SubgraphX

class dgl.nn.pytorch.explain.SubgraphX(model, num_hops, coef=10.0, high2low=True, num_child=12, num_rollouts=20, node_min=3, shapley_steps=100, log=False)[source]

Bases: torch.nn.modules.module.Module

SubgraphX from On Explainability of Graph Neural Networks via Subgraph Explorations <https://arxiv.org/abs/2102.05152>

It identifies the most important subgraph from the original graph that plays a critical role in GNN-based graph classification.

It employs Monte Carlo tree search (MCTS) in efficiently exploring different subgraphs for explanation and uses Shapley values as the measure of subgraph importance.

Parameters
  • model (nn.Module) –

    The GNN model to explain that tackles multiclass graph classification

    • Its forward function must have the form forward(self, graph, nfeat).

    • The output of its forward function is the logits.

  • num_hops (int) – Number of message passing layers in the model

  • coef (float, optional) – This hyperparameter controls the trade-off between exploration and exploitation. A higher value encourages the algorithm to explore relatively unvisited nodes. Default: 10.0

  • high2low (bool, optional) – If True, it will use the “High2low” strategy for pruning actions, expanding children nodes from high degree to low degree when extending the children nodes in the search tree. Otherwise, it will use the “Low2high” strategy. Default: True

  • num_child (int, optional) – This is the number of children nodes to expand when extending the children nodes in the search tree. Default: 12

  • num_rollouts (int, optional) – This is the number of rollouts for MCTS. Default: 20

  • node_min (int, optional) – This is the threshold to define a leaf node based on the number of nodes in a subgraph. Default: 3

  • shapley_steps (int, optional) – This is the number of steps for Monte Carlo sampling in estimating Shapley values. Default: 100

  • log (bool, optional) – If True, it will log the progress. Default: False

explain_graph(graph, feat, target_class, **kwargs)[source]

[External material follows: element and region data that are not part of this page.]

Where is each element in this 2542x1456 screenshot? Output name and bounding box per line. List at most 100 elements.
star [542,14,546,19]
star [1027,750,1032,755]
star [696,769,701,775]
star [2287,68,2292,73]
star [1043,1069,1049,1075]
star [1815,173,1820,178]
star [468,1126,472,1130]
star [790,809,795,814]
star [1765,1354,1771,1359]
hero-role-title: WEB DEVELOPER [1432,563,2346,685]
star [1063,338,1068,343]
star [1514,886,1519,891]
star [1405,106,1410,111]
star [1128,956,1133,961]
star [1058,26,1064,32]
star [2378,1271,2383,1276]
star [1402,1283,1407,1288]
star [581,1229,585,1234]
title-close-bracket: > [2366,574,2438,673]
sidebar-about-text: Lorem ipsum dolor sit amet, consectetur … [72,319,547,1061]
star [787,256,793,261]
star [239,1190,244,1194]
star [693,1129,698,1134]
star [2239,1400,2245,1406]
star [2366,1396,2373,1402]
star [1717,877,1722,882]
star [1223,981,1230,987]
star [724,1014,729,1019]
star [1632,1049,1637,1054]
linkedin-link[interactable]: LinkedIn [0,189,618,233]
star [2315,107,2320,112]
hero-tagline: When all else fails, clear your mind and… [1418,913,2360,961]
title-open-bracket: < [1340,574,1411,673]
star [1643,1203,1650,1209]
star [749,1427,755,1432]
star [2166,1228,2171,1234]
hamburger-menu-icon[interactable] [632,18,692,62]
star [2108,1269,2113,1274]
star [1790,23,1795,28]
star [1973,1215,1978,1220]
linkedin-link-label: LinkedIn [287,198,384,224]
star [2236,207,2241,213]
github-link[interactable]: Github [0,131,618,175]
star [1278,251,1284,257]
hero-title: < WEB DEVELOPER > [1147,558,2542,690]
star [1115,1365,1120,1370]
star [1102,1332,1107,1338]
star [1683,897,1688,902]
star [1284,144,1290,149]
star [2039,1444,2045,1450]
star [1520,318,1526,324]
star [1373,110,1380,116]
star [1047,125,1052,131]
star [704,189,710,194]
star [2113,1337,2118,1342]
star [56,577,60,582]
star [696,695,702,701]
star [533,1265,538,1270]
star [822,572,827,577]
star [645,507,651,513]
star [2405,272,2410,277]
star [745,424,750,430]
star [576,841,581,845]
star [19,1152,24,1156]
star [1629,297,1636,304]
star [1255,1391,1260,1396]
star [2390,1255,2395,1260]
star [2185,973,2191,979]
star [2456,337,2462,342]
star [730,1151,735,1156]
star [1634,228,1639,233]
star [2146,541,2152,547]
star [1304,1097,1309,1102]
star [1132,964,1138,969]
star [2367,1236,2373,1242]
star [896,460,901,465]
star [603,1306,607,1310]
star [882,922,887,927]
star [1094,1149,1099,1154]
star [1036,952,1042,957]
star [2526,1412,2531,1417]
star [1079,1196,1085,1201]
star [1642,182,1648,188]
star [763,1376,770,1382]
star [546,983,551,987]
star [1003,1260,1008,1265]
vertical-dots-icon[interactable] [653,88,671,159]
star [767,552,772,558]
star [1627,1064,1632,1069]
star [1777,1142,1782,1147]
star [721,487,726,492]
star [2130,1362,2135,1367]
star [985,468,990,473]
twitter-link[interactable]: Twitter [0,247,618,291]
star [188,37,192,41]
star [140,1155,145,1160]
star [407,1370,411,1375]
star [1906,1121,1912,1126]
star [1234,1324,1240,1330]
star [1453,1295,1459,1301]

Find the most important subgraph from the original graph for the model to classify the graph into the target class.

Parameters
  • graph (DGLGraph) – A homogeneous graph

  • feat (Tensor) – The input node feature of shape \((N, D)\), \(N\) is the number of nodes, and \(D\) is the feature size

  • target_class (int) – The target class to explain

  • kwargs (dict) – Additional arguments passed to the GNN model

Returns

Nodes that represent the most important subgraph

Return type

Tensor

Examples

>>> import torch
>>> import torch.nn as nn
>>> import torch.nn.functional as F
>>> from dgl.data import GINDataset
>>> from dgl.dataloading import GraphDataLoader
>>> from dgl.nn import GraphConv, AvgPooling, SubgraphX
>>> # Define the model
>>> class Model(nn.Module):
...     def __init__(self, in_dim, n_classes, hidden_dim=128):
...         super().__init__()
...         self.conv1 = GraphConv(in_dim, hidden_dim)
...         self.conv2 = GraphConv(hidden_dim, n_classes)
...         self.pool = AvgPooling()
...
...     def forward(self, g, h):
...         h = F.relu(self.conv1(g, h))
...         h = self.conv2(g, h)
...         return self.pool(g, h)
>>> # Load dataset
>>> data = GINDataset('MUTAG', self_loop=True)
>>> dataloader = GraphDataLoader(data, batch_size=64, shuffle=True)
>>> # Train the model
>>> feat_size = data[0][0].ndata['attr'].shape[1]
>>> model = Model(feat_size, data.gclasses)
>>> criterion = nn.CrossEntropyLoss()
>>> optimizer = torch.optim.Adam(model.parameters(), lr=1e-2)
>>> for bg, labels in dataloader:
...     logits = model(bg, bg.ndata['attr'])
...     loss = criterion(logits, labels)
...     optimizer.zero_grad()
...     loss.backward()
...     optimizer.step()
>>> # Initialize the explainer
>>> explainer = SubgraphX(model, num_hops=2)
>>> # Explain the prediction for graph 0
>>> graph, l = data[0]
>>> graph_feat = graph.ndata.pop("attr")
>>> g_nodes_explain = explainer.explain_graph(graph, graph_feat,
...                                           target_class=l)
forward(*input: Any)None

Defines the computation performed at every call.

Should be overridden by all subclasses.

Note

Although the recipe for forward pass needs to be defined within this function, one should call the Module instance afterwards instead of this since the former takes care of running the registered hooks while the latter silently ignores them.